In 1970, Congress, approved, and then President Richard M. Nixon signed, Public Law 91-206, creating the National Credit Union Administration as an independent federal financial regulator. Soon after, Congress established the National Credit Union Share Insurance Fund and made NCUA responsible for its administration.

As of December 31, 2025, the Share Insurance Fund had $24.1 billion in total assets and $18.3 billion in contributed capital.

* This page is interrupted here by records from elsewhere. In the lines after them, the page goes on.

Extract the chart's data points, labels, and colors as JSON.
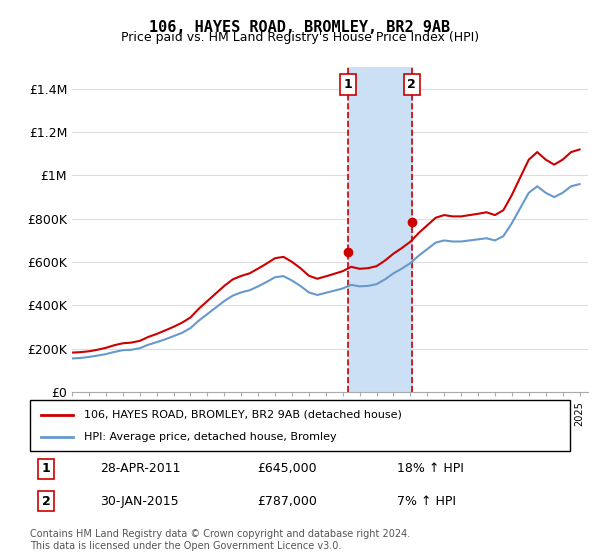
{
  "title": "106, HAYES ROAD, BROMLEY, BR2 9AB",
  "subtitle": "Price paid vs. HM Land Registry's House Price Index (HPI)",
  "xlabel": "",
  "ylabel": "",
  "ylim": [
    0,
    1500000
  ],
  "yticks": [
    0,
    200000,
    400000,
    600000,
    800000,
    1000000,
    1200000,
    1400000
  ],
  "ytick_labels": [
    "£0",
    "£200K",
    "£400K",
    "£600K",
    "£800K",
    "£1M",
    "£1.2M",
    "£1.4M"
  ],
  "sale1_year": 2011.32,
  "sale1_price": 645000,
  "sale1_label": "1",
  "sale2_year": 2015.08,
  "sale2_price": 787000,
  "sale2_label": "2",
  "legend_line1": "106, HAYES ROAD, BROMLEY, BR2 9AB (detached house)",
  "legend_line2": "HPI: Average price, detached house, Bromley",
  "table_row1": [
    "1",
    "28-APR-2011",
    "£645,000",
    "18% ↑ HPI"
  ],
  "table_row2": [
    "2",
    "30-JAN-2015",
    "£787,000",
    "7% ↑ HPI"
  ],
  "footer": "Contains HM Land Registry data © Crown copyright and database right 2024.\nThis data is licensed under the Open Government Licence v3.0.",
  "line_color_red": "#cc0000",
  "line_color_blue": "#6699cc",
  "shade_color": "#cce0f5",
  "background_color": "#ffffff",
  "grid_color": "#dddddd",
  "hpi_data": {
    "years": [
      1995.0,
      1995.5,
      1996.0,
      1996.5,
      1997.0,
      1997.5,
      1998.0,
      1998.5,
      1999.0,
      1999.5,
      2000.0,
      2000.5,
      2001.0,
      2001.5,
      2002.0,
      2002.5,
      2003.0,
      2003.5,
      2004.0,
      2004.5,
      2005.0,
      2005.5,
      2006.0,
      2006.5,
      2007.0,
      2007.5,
      2008.0,
      2008.5,
      2009.0,
      2009.5,
      2010.0,
      2010.5,
      2011.0,
      2011.5,
      2012.0,
      2012.5,
      2013.0,
      2013.5,
      2014.0,
      2014.5,
      2015.0,
      2015.5,
      2016.0,
      2016.5,
      2017.0,
      2017.5,
      2018.0,
      2018.5,
      2019.0,
      2019.5,
      2020.0,
      2020.5,
      2021.0,
      2021.5,
      2022.0,
      2022.5,
      2023.0,
      2023.5,
      2024.0,
      2024.5,
      2025.0
    ],
    "values": [
      155000,
      157000,
      162000,
      168000,
      175000,
      185000,
      193000,
      195000,
      202000,
      218000,
      230000,
      243000,
      258000,
      273000,
      295000,
      330000,
      360000,
      390000,
      420000,
      445000,
      460000,
      470000,
      488000,
      508000,
      530000,
      535000,
      515000,
      490000,
      460000,
      448000,
      458000,
      468000,
      478000,
      495000,
      488000,
      490000,
      498000,
      520000,
      548000,
      570000,
      595000,
      630000,
      660000,
      690000,
      700000,
      695000,
      695000,
      700000,
      705000,
      710000,
      700000,
      720000,
      780000,
      850000,
      920000,
      950000,
      920000,
      900000,
      920000,
      950000,
      960000
    ]
  },
  "house_data": {
    "years": [
      1995.0,
      1995.5,
      1996.0,
      1996.5,
      1997.0,
      1997.5,
      1998.0,
      1998.5,
      1999.0,
      1999.5,
      2000.0,
      2000.5,
      2001.0,
      2001.5,
      2002.0,
      2002.5,
      2003.0,
      2003.5,
      2004.0,
      2004.5,
      2005.0,
      2005.5,
      2006.0,
      2006.5,
      2007.0,
      2007.5,
      2008.0,
      2008.5,
      2009.0,
      2009.5,
      2010.0,
      2010.5,
      2011.0,
      2011.5,
      2012.0,
      2012.5,
      2013.0,
      2013.5,
      2014.0,
      2014.5,
      2015.0,
      2015.5,
      2016.0,
      2016.5,
      2017.0,
      2017.5,
      2018.0,
      2018.5,
      2019.0,
      2019.5,
      2020.0,
      2020.5,
      2021.0,
      2021.5,
      2022.0,
      2022.5,
      2023.0,
      2023.5,
      2024.0,
      2024.5,
      2025.0
    ],
    "values": [
      182000,
      184000,
      188000,
      195000,
      204000,
      216000,
      225000,
      228000,
      236000,
      254000,
      268000,
      284000,
      301000,
      320000,
      344000,
      385000,
      420000,
      455000,
      490000,
      520000,
      536000,
      548000,
      570000,
      593000,
      618000,
      624000,
      601000,
      572000,
      537000,
      523000,
      534000,
      546000,
      558000,
      578000,
      569000,
      572000,
      581000,
      607000,
      639000,
      665000,
      694000,
      735000,
      770000,
      805000,
      817000,
      811000,
      811000,
      817000,
      823000,
      830000,
      817000,
      840000,
      910000,
      992000,
      1073000,
      1108000,
      1073000,
      1050000,
      1073000,
      1108000,
      1120000
    ]
  }
}
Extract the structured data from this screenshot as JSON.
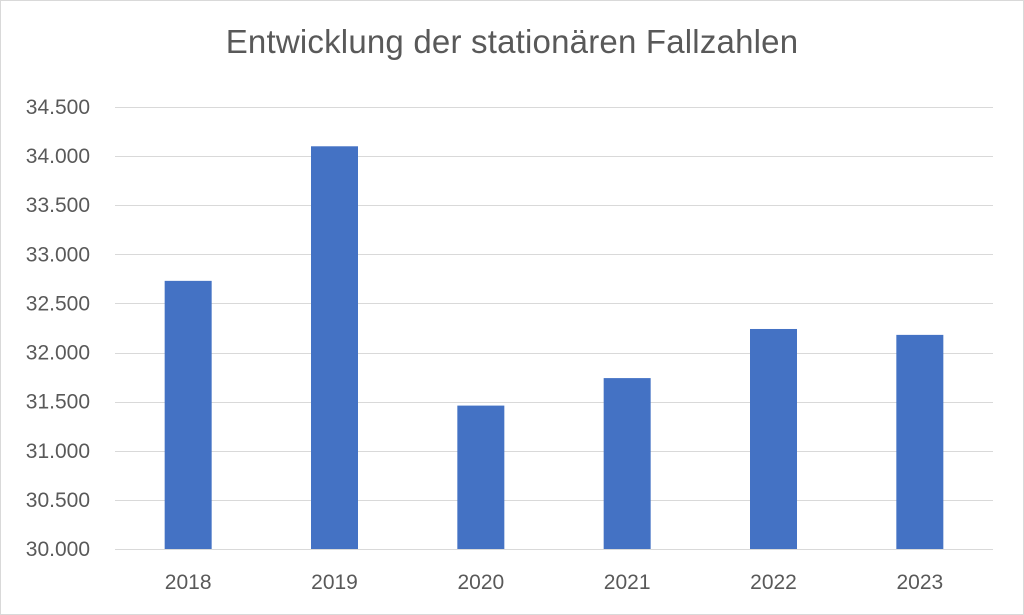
{
  "chart_data": {
    "type": "bar",
    "title": "Entwicklung der stationären Fallzahlen",
    "xlabel": "",
    "ylabel": "",
    "categories": [
      "2018",
      "2019",
      "2020",
      "2021",
      "2022",
      "2023"
    ],
    "values": [
      32730,
      34100,
      31460,
      31740,
      32240,
      32180
    ],
    "ylim": [
      30000,
      34500
    ],
    "yticks": [
      30000,
      30500,
      31000,
      31500,
      32000,
      32500,
      33000,
      33500,
      34000,
      34500
    ],
    "ytick_labels": [
      "30.000",
      "30.500",
      "31.000",
      "31.500",
      "32.000",
      "32.500",
      "33.000",
      "33.500",
      "34.000",
      "34.500"
    ],
    "grid": true,
    "legend": "none",
    "bar_color": "#4472C4",
    "grid_color": "#D9D9D9"
  }
}
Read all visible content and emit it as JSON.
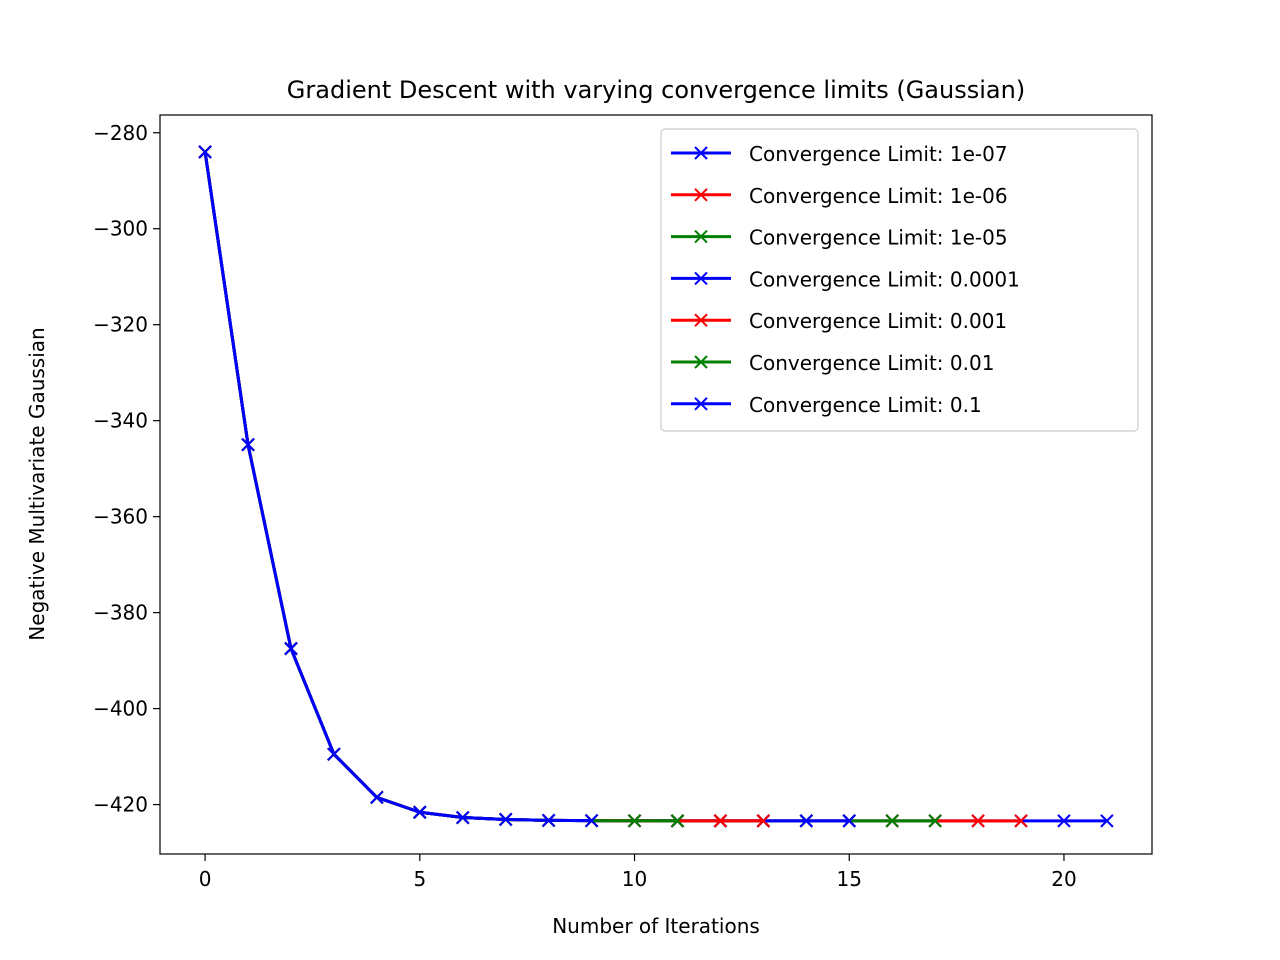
{
  "chart_data": {
    "type": "line",
    "title": "Gradient Descent with varying convergence limits (Gaussian)",
    "xlabel": "Number of Iterations",
    "ylabel": "Negative Multivariate Gaussian",
    "xlim": [
      -1.05,
      22.05
    ],
    "ylim": [
      -430.3,
      -276.3
    ],
    "xticks": [
      0,
      5,
      10,
      15,
      20
    ],
    "yticks": [
      -280,
      -300,
      -320,
      -340,
      -360,
      -380,
      -400,
      -420
    ],
    "grid": false,
    "legend_position": "top-right",
    "marker": "x",
    "series": [
      {
        "name": "Convergence Limit: 1e-07",
        "color": "#0000ff",
        "x": [
          0,
          1,
          2,
          3,
          4,
          5,
          6,
          7,
          8,
          9,
          10,
          11,
          12,
          13,
          14,
          15,
          16,
          17,
          18,
          19,
          20,
          21
        ],
        "y": [
          -284,
          -345,
          -387.5,
          -409.5,
          -418.5,
          -421.6,
          -422.7,
          -423.1,
          -423.3,
          -423.35,
          -423.38,
          -423.4,
          -423.4,
          -423.4,
          -423.4,
          -423.4,
          -423.4,
          -423.4,
          -423.4,
          -423.4,
          -423.4,
          -423.4
        ]
      },
      {
        "name": "Convergence Limit: 1e-06",
        "color": "#ff0000",
        "x": [
          0,
          1,
          2,
          3,
          4,
          5,
          6,
          7,
          8,
          9,
          10,
          11,
          12,
          13,
          14,
          15,
          16,
          17,
          18,
          19
        ],
        "y": [
          -284,
          -345,
          -387.5,
          -409.5,
          -418.5,
          -421.6,
          -422.7,
          -423.1,
          -423.3,
          -423.35,
          -423.38,
          -423.4,
          -423.4,
          -423.4,
          -423.4,
          -423.4,
          -423.4,
          -423.4,
          -423.4,
          -423.4
        ]
      },
      {
        "name": "Convergence Limit: 1e-05",
        "color": "#008000",
        "x": [
          0,
          1,
          2,
          3,
          4,
          5,
          6,
          7,
          8,
          9,
          10,
          11,
          12,
          13,
          14,
          15,
          16,
          17
        ],
        "y": [
          -284,
          -345,
          -387.5,
          -409.5,
          -418.5,
          -421.6,
          -422.7,
          -423.1,
          -423.3,
          -423.35,
          -423.38,
          -423.4,
          -423.4,
          -423.4,
          -423.4,
          -423.4,
          -423.4,
          -423.4
        ]
      },
      {
        "name": "Convergence Limit: 0.0001",
        "color": "#0000ff",
        "x": [
          0,
          1,
          2,
          3,
          4,
          5,
          6,
          7,
          8,
          9,
          10,
          11,
          12,
          13,
          14,
          15
        ],
        "y": [
          -284,
          -345,
          -387.5,
          -409.5,
          -418.5,
          -421.6,
          -422.7,
          -423.1,
          -423.3,
          -423.35,
          -423.38,
          -423.4,
          -423.4,
          -423.4,
          -423.4,
          -423.4
        ]
      },
      {
        "name": "Convergence Limit: 0.001",
        "color": "#ff0000",
        "x": [
          0,
          1,
          2,
          3,
          4,
          5,
          6,
          7,
          8,
          9,
          10,
          11,
          12,
          13
        ],
        "y": [
          -284,
          -345,
          -387.5,
          -409.5,
          -418.5,
          -421.6,
          -422.7,
          -423.1,
          -423.3,
          -423.35,
          -423.38,
          -423.4,
          -423.4,
          -423.4
        ]
      },
      {
        "name": "Convergence Limit: 0.01",
        "color": "#008000",
        "x": [
          0,
          1,
          2,
          3,
          4,
          5,
          6,
          7,
          8,
          9,
          10,
          11
        ],
        "y": [
          -284,
          -345,
          -387.5,
          -409.5,
          -418.5,
          -421.6,
          -422.7,
          -423.1,
          -423.3,
          -423.35,
          -423.38,
          -423.4
        ]
      },
      {
        "name": "Convergence Limit: 0.1",
        "color": "#0000ff",
        "x": [
          0,
          1,
          2,
          3,
          4,
          5,
          6,
          7,
          8,
          9
        ],
        "y": [
          -284,
          -345,
          -387.5,
          -409.5,
          -418.5,
          -421.6,
          -422.7,
          -423.1,
          -423.3,
          -423.35
        ]
      }
    ]
  }
}
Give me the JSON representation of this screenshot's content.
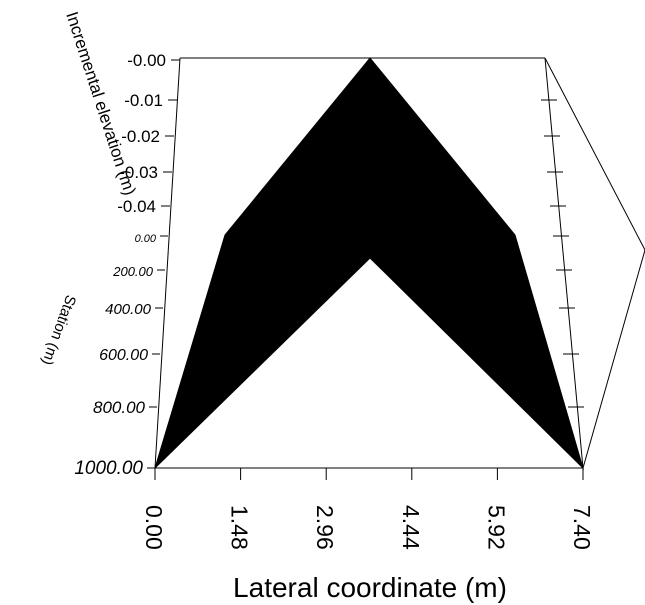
{
  "chart_data": {
    "type": "area",
    "plot_style": "3d-surface",
    "surface_color": "#000000",
    "xlabel": "Lateral coordinate (m)",
    "ylabel": "Station (m)",
    "zlabel": "Incremental elevation (m)",
    "x_ticks": [
      "0.00",
      "1.48",
      "2.96",
      "4.44",
      "5.92",
      "7.40"
    ],
    "y_ticks": [
      "0.00",
      "200.00",
      "400.00",
      "600.00",
      "800.00",
      "1000.00"
    ],
    "z_ticks": [
      "-0.00",
      "-0.01",
      "-0.02",
      "-0.03",
      "-0.04"
    ],
    "xlim": [
      0,
      7.4
    ],
    "ylim": [
      0,
      1000
    ],
    "zlim": [
      -0.04,
      0
    ],
    "stations": [
      0,
      1000
    ],
    "lateral_coordinates": [
      0,
      1.3,
      3.7,
      6.0,
      7.4
    ],
    "surface_profiles": [
      {
        "station": 0,
        "elevation": [
          0,
          0,
          0,
          0,
          0
        ]
      },
      {
        "station": 1000,
        "elevation": [
          0,
          0,
          0,
          0,
          0
        ]
      }
    ]
  }
}
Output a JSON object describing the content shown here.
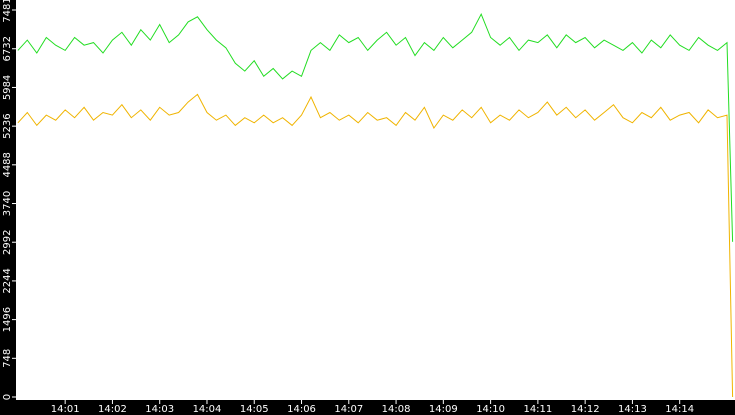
{
  "chart_data": {
    "type": "line",
    "x": [
      0,
      0.2,
      0.4,
      0.6,
      0.8,
      1,
      1.2,
      1.4,
      1.6,
      1.8,
      2,
      2.2,
      2.4,
      2.6,
      2.8,
      3,
      3.2,
      3.4,
      3.6,
      3.8,
      4,
      4.2,
      4.4,
      4.6,
      4.8,
      5,
      5.2,
      5.4,
      5.6,
      5.8,
      6,
      6.2,
      6.4,
      6.6,
      6.8,
      7,
      7.2,
      7.4,
      7.6,
      7.8,
      8,
      8.2,
      8.4,
      8.6,
      8.8,
      9,
      9.2,
      9.4,
      9.6,
      9.8,
      10,
      10.2,
      10.4,
      10.6,
      10.8,
      11,
      11.2,
      11.4,
      11.6,
      11.8,
      12,
      12.2,
      12.4,
      12.6,
      12.8,
      13,
      13.2,
      13.4,
      13.6,
      13.8,
      14,
      14.2,
      14.4,
      14.6,
      14.8,
      15,
      15.12
    ],
    "series": [
      {
        "color": "#22dd22",
        "values": [
          6700,
          6900,
          6650,
          6950,
          6800,
          6700,
          6950,
          6800,
          6850,
          6650,
          6900,
          7050,
          6800,
          7100,
          6900,
          7200,
          6850,
          7000,
          7250,
          7350,
          7100,
          6900,
          6750,
          6450,
          6300,
          6500,
          6200,
          6350,
          6150,
          6300,
          6200,
          6700,
          6850,
          6700,
          7000,
          6850,
          6950,
          6700,
          6900,
          7050,
          6800,
          6950,
          6600,
          6850,
          6700,
          6950,
          6750,
          6900,
          7050,
          7400,
          6950,
          6800,
          6950,
          6700,
          6900,
          6850,
          7000,
          6750,
          7000,
          6850,
          6950,
          6750,
          6900,
          6800,
          6700,
          6850,
          6650,
          6900,
          6750,
          7000,
          6800,
          6700,
          6950,
          6800,
          6700,
          6850,
          3000
        ]
      },
      {
        "color": "#f0b400",
        "values": [
          5300,
          5500,
          5250,
          5450,
          5350,
          5550,
          5400,
          5600,
          5350,
          5500,
          5450,
          5650,
          5400,
          5550,
          5350,
          5600,
          5450,
          5500,
          5700,
          5850,
          5500,
          5350,
          5450,
          5250,
          5400,
          5300,
          5450,
          5300,
          5400,
          5250,
          5450,
          5800,
          5400,
          5500,
          5350,
          5450,
          5300,
          5500,
          5350,
          5400,
          5250,
          5500,
          5350,
          5600,
          5200,
          5450,
          5350,
          5550,
          5400,
          5600,
          5300,
          5450,
          5350,
          5550,
          5400,
          5500,
          5700,
          5450,
          5600,
          5400,
          5550,
          5350,
          5500,
          5650,
          5400,
          5300,
          5500,
          5400,
          5600,
          5350,
          5450,
          5500,
          5300,
          5550,
          5400,
          5450,
          0
        ]
      }
    ],
    "xlim": [
      -0.04,
      15.17
    ],
    "xticks": [
      {
        "value": 1,
        "label": "14:01"
      },
      {
        "value": 2,
        "label": "14:02"
      },
      {
        "value": 3,
        "label": "14:03"
      },
      {
        "value": 4,
        "label": "14:04"
      },
      {
        "value": 5,
        "label": "14:05"
      },
      {
        "value": 6,
        "label": "14:06"
      },
      {
        "value": 7,
        "label": "14:07"
      },
      {
        "value": 8,
        "label": "14:08"
      },
      {
        "value": 9,
        "label": "14:09"
      },
      {
        "value": 10,
        "label": "14:10"
      },
      {
        "value": 11,
        "label": "14:11"
      },
      {
        "value": 12,
        "label": "14:12"
      },
      {
        "value": 13,
        "label": "14:13"
      },
      {
        "value": 14,
        "label": "14:14"
      }
    ],
    "ylim": [
      0,
      7481
    ],
    "yticks": [
      0,
      748,
      1496,
      2244,
      2992,
      3740,
      4488,
      5236,
      5984,
      6732,
      7481
    ]
  }
}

Each federally insured credit union is required to deposit and maintain 1 percent of its insured shares in the fund. The Federal Credit Union Act requires the NCUA Board to set a target equity ratio of at least 1.20 percent and no more than 1.50 percent of total insured deposits. It is NCUA Board policy that the normal operating equity ratio is 1.30 percent.

The majority of the fund is invested in United States treasury securities, with a portion of the earnings being used to fund NCUA's operations. NCUA gets about $200 million of its current budget from the Share Insurance Fund, with the remainder coming from operating fees charged to regulated credit unions.

In the event that the equity ratio of the fund falls below 1.20 percent, the Federal Credit Union Act requires the NCUA Board to charge credit unions a premium or to develop and implement a restoration plan for the fund. The NCUA Board has discretion whether to charge a premium when the equity ratio is between 1.20 percent and 1.30 percent.

NCUA has assessed a Share Insurance Fund premium three times since the Fund was recapitalized in 1984: 1991, 2009 and 2010.

== NCUSIF insured accounts ==
The Share Insurance Fund protects members' accounts in federally insured credit unions in the event of a credit union failure. The fund insures the balance of each members' account, dollar-for dollar, up to the standard maximum share insurance amount of $250,000. NCUA insurance covers all types of member shares received by a credit union including:

- Share draft accounts (aka "checking accounts").
- Share savings that can be added to or withdrawn from at any time.
- "Money market share" accounts, essentially high-interest share savings accounts (the name is similar to "money market funds" which are not insured).
- Share certificates (CDs), which generally require funds be kept in the account for a set period.
- Outstanding Cashier's Checks, Interest Checks, and other negotiable instruments drawn on the accounts of the credit union.

NCUA publishes a variety of resources for consumers to better understand insurance coverage on their deposits at federally insured credit unions, including:

- The Share Insurance Estimator, NCUA's interactive site which allows users to input data to compute the amount of Share Insurance Fund coverage available under different account scenarios, and
- NCUA's share insurance publications How Your Accounts Are Federally Insured and Your Insured Funds. Both publications are available in English and Spanish.
- A three-part YouTube series designed to educate depositors about the protection offered by the National Credit Union Share Insurance Fund.
The Share Insurance Fund also provides funding when a credit union is no longer able to continue operating, the credit union will be liquidated and the NCUSIF will pay member shares up to $250,000.

Since the passage of the Federal Deposit Insurance Reform Act of 2005 deposits were insured for up to $100,000 per insured account, or $250,000 for certain retirement accounts.

The standard share insurance limit was temporarily raised from $100,000 to $250,000 in October 2008, initially through December 31, 2009. In May 2009, that temporary increase was extended through December 31, 2013. This increase was made permanent by the Dodd–Frank Wall Street Reform and Consumer Protection Act in July 2010.